His slightly pop eyes wandered from path to sky. "Some, some. He was not a trusting man. Leros being a small island, there was no need for dozens of hangers-on. A pleasant court, though. Always someone about to drink or dice with. Then, of course, when the harpy came, even the best of those fled."
"But you stayed on."
"I had nowhere else to go. No money. No acquaintance. There may be some pupils who will give an honored place to their old tutors but most turn on their heel the moment their scholarship is done. Few indeed wish to be reminded of their schoolboy days once they are grown."
Probably true. Being self-taught, I could never escape from my teacher.
"You came here during the late Queen's time, then?"
A smile moved in his beard. "Ah, Queen Amymone. Delightful woman. Kindly, beautiful...really an ideal woman in every respect." He proclaimed some poetry, stopping and taking a rhetorical pose as taught in the best academies.
I idly scratched the back of my neck and waited for him to finish. With a decent semblance of modesty, he broke off, adding 'Written on the occasion of her last anniversary. She was pleased to offer me a word or two of praise for it."
"I'm not much of a poet," I confessed. "Some people like it."
"The king preferred music to poetry. He was a fine harpist. He could have made a good living at it, had the Fates not chosen to make him a king. Indeed, the Queen deigned to tell me once that it was their shared love of music that changed their marriage -- arranged by their fathers, of course -- from a mere royal match into something richer and more rare."
"A love affair?"
"Assuredly. As passionate as any from legend. You would not, perhaps, have understood my reference in the fourth line without knowing that the king often referred to himself as Orpheus and his queen as Eurydice."

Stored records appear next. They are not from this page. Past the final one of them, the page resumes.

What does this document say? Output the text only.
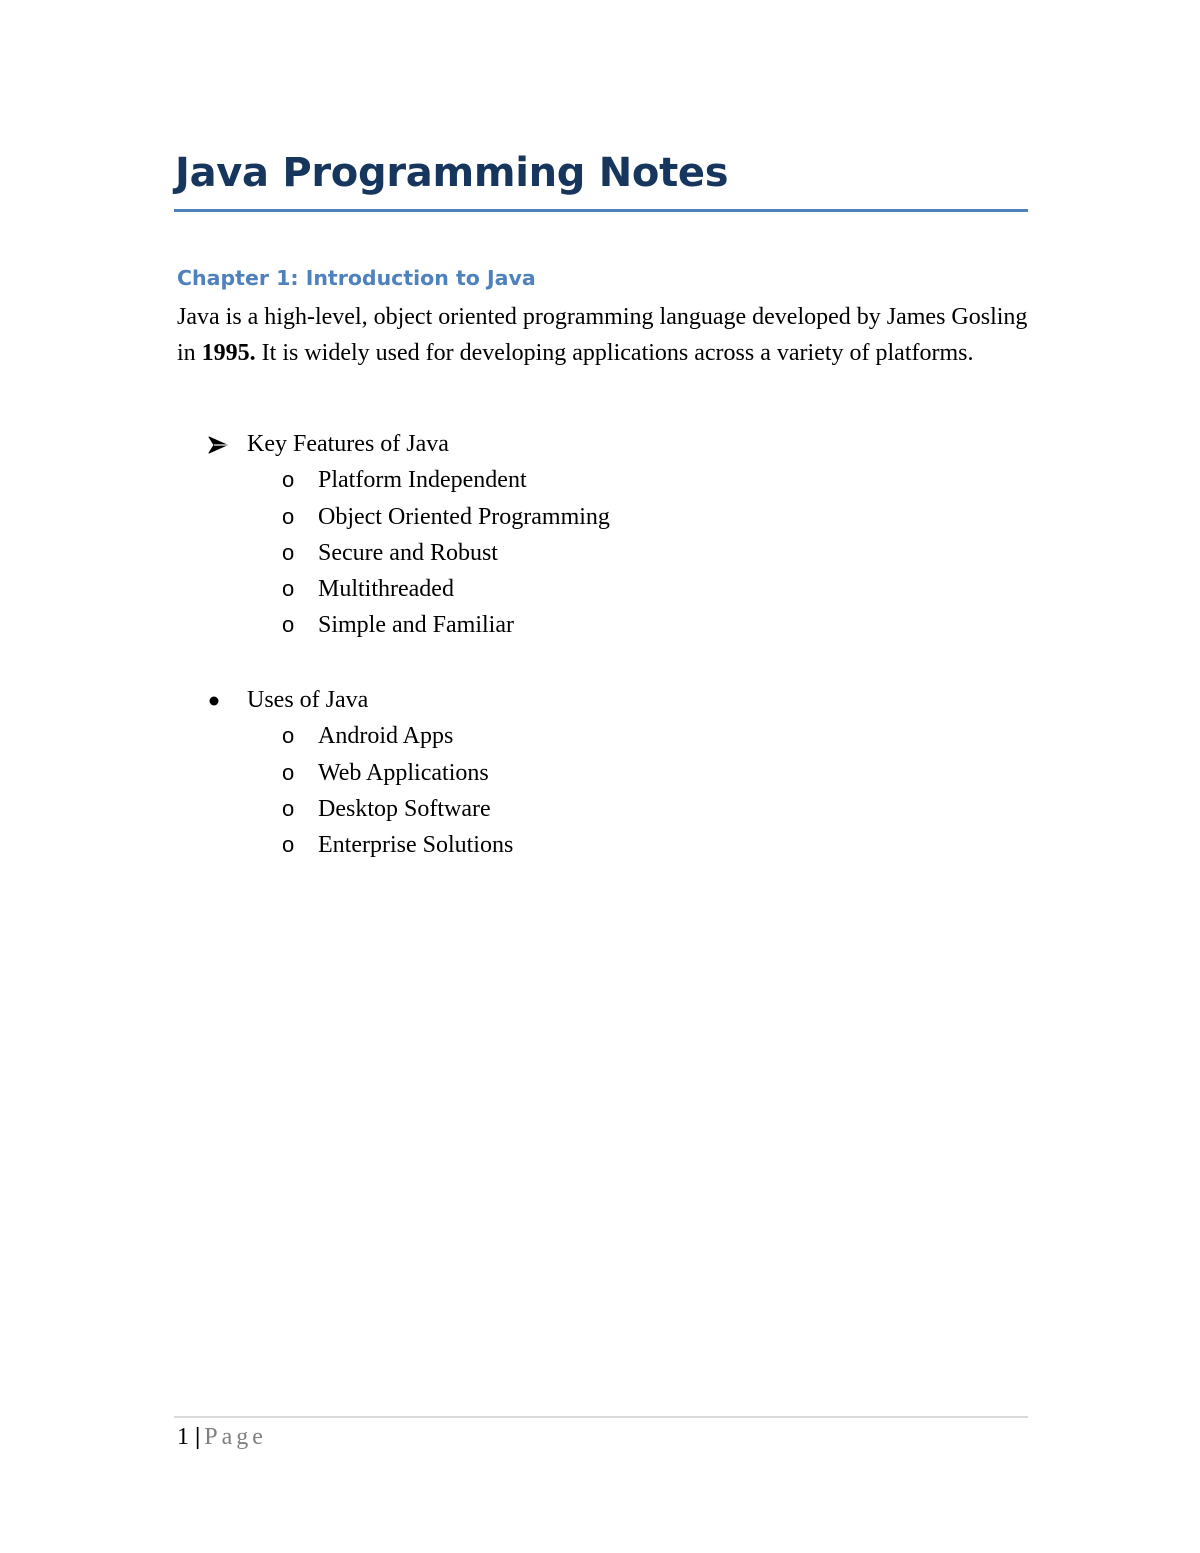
Java Programming Notes
Chapter 1: Introduction to Java

Java is a high-level, object oriented programming language developed by James Gosling in 1995. It is widely used for developing applications across a variety of platforms.

Key Features of Java
o Platform Independent
o Object Oriented Programming
o Secure and Robust
o Multithreaded
o Simple and Familiar
Uses of Java
o Android Apps
o Web Applications
o Desktop Software
o Enterprise Solutions
1 | Page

Orpheus whose god-like gift of music had charmed the birds from the trees and maids from their clothing could have had married any woman but he'd chosen the radiant Eurydice, only to lose her within a short time to the sting of an adder. He'd tried to rescue her from the world of Death, charming the triple-headed Guard Dog Cerberus with his lyre and slipping past the shaded dead. But he'd ultimately failed, as he perhaps had always been fated to fail.
"The king must have been devastated by her death," I said.
Phandros nodded heavily, his beard like a wave on his chest. "For a time, we feared for his reason. Even after he ceased to weep, it was long before he recovered the tone of his mind. Even so, I cannot recall him ever laughing again. Well, not until his last night."